Implica o programa uma estratégia econômica que ajuda a reforçar o mercado
interno de bens não duráveis, uma espécie de keynesianismo dos pobres, ou é
simplesmente uma maneira de lidar pragmaticamente com a enorme dívida que a
sociedade brasileira tem com seus setores mais pobres a um custo muito baixo
(Barros et alii, 2006; Domingues, 2009b)?
Martínez (2003:46-47) observou, em uma ocasião, provavelmente se apoiando na
noção de "imaginário magmático" de Castoriadis (1975), que o peronismo na
Argentina poderia ter qualquer significado através de inflexões sucessivas.

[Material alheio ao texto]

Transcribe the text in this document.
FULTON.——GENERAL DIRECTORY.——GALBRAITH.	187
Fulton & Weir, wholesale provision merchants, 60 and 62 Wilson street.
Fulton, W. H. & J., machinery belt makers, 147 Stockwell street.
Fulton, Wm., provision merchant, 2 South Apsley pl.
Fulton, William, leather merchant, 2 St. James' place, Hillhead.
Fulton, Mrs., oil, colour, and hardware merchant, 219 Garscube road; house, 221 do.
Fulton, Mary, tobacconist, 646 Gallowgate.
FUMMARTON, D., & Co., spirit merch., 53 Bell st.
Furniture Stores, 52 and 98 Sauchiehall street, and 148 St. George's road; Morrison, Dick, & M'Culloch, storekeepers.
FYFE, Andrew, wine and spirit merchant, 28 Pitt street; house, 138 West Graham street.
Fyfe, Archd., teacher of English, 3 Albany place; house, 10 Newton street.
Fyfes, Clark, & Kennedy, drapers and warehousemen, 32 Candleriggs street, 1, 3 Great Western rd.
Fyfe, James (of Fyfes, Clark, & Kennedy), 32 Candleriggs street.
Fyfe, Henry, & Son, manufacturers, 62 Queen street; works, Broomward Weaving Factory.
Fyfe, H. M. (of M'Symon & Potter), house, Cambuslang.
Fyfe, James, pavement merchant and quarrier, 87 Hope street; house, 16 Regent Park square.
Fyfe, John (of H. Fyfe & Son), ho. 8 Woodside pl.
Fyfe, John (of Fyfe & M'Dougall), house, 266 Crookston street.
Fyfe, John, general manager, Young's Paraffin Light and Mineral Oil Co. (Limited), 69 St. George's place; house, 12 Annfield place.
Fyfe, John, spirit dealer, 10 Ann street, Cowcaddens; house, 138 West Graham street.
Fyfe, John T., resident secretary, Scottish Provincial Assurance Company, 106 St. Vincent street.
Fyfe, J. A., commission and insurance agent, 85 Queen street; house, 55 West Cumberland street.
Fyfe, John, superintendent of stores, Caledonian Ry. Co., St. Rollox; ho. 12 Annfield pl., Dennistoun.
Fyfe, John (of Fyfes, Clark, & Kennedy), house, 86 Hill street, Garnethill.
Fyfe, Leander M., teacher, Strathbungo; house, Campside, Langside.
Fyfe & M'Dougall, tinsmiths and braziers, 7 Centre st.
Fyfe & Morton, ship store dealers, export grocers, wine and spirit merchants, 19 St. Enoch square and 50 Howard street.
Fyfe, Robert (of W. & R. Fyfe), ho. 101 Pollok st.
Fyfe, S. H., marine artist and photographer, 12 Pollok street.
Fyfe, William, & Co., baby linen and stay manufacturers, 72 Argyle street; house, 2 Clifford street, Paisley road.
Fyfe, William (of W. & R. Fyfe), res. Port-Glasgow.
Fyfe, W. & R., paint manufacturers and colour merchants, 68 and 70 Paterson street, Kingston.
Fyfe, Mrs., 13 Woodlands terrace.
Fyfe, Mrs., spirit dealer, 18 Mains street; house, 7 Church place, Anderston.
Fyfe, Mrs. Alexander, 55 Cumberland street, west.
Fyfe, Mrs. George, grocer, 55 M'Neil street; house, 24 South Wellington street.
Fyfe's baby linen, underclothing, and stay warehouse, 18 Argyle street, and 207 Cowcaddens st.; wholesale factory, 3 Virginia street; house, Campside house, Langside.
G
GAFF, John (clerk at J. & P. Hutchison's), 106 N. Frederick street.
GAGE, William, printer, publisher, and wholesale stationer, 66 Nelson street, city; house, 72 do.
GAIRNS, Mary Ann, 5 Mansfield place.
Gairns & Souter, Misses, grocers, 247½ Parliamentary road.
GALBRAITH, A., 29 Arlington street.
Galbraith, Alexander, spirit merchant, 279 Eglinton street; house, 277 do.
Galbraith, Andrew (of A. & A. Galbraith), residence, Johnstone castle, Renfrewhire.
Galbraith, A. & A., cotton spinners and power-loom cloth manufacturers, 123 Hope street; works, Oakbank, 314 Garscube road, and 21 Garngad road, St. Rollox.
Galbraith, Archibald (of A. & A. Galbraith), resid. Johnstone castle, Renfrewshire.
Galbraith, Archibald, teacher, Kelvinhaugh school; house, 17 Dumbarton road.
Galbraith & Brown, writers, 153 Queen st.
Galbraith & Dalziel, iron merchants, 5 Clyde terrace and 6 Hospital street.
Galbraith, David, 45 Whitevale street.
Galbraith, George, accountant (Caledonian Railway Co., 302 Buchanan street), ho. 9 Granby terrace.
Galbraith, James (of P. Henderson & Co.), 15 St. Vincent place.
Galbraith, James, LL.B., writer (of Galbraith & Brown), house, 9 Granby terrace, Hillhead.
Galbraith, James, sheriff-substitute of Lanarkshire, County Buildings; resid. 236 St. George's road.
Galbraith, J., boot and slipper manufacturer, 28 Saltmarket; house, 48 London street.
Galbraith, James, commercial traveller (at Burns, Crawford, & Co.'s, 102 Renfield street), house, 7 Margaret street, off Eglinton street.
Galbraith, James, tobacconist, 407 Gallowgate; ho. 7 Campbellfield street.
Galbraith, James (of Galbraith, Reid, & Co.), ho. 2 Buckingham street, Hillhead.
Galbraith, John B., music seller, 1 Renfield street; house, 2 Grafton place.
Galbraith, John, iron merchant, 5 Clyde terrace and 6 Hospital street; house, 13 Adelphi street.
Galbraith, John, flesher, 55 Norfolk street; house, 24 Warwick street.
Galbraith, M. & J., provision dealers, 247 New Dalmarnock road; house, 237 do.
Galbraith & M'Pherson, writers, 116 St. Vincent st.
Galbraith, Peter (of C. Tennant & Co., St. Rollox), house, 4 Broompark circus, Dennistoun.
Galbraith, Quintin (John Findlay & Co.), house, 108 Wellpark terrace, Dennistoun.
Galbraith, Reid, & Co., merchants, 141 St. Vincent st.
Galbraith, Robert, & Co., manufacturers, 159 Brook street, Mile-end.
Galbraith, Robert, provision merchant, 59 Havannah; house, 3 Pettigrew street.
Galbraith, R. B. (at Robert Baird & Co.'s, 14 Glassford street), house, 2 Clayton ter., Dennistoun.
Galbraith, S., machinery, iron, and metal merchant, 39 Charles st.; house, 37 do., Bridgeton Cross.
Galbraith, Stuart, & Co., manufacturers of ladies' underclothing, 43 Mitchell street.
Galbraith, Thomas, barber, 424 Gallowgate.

Se
isso não é exclusivo da América Latina (a política em particular e a vida
humana em geral são constitucionalmente articuladas por essa flutuação
magmática do sentido), as políticas não muito bem definidas ideologicamente dos
partidos progressistas no poder, no subcontinente desde meados do século XX,
levam isso bastante longe. Creio que, em certa medida, é o que ocorre com o
Bolsa Família, o que significa também que sua direção futura não está ainda
estabelecida. Penso que ele tem um componente de clientelismo que se encontra,
contudo, distante do tipo "denso" que implica a troca de benefícios diretamente
por votos, assim como das relações "cliente-patrono" que até recentemente
tinham peso predominante na América Latina, com tipos bastante particularistas
de vínculo de confiança - de resto o clientelismo mudou muito em todo o mundo
(Eisenstadt e Roniger, 1984; Roniger, 2004). Creio que se encontra distante
inclusive da versão "fina" do clientelismo, na qual essas relações são muito
mais frouxas e o "cliente" é virtualmente autônomo, de modo absoluto, para
tomar decisões eleitorais.
"Clientelismo burocrático" foi como o denominei. Não estamos falando de um
direito, de maneira alguma, embora realmente muitos estejam inclinados a
empurrar o programa nessa direção, sendo possível que isso ocorra no futuro. No
entanto, tal leitura não pode ser feita no presente, pois se trata de um
benefício concedido de cima para baixo, como política social condicional (a
saber, miséria e comportamento regulado), sem armação constitucional (embora
gravada na legislação ordinária congressual), envolvendo algum tipo de
dependência e aliança política frouxa (Domingues, 2009a:45-54)4. Deve-se
acrescentar que, dadas as circunstâncias, o Bolsa Família tem enormes méritos.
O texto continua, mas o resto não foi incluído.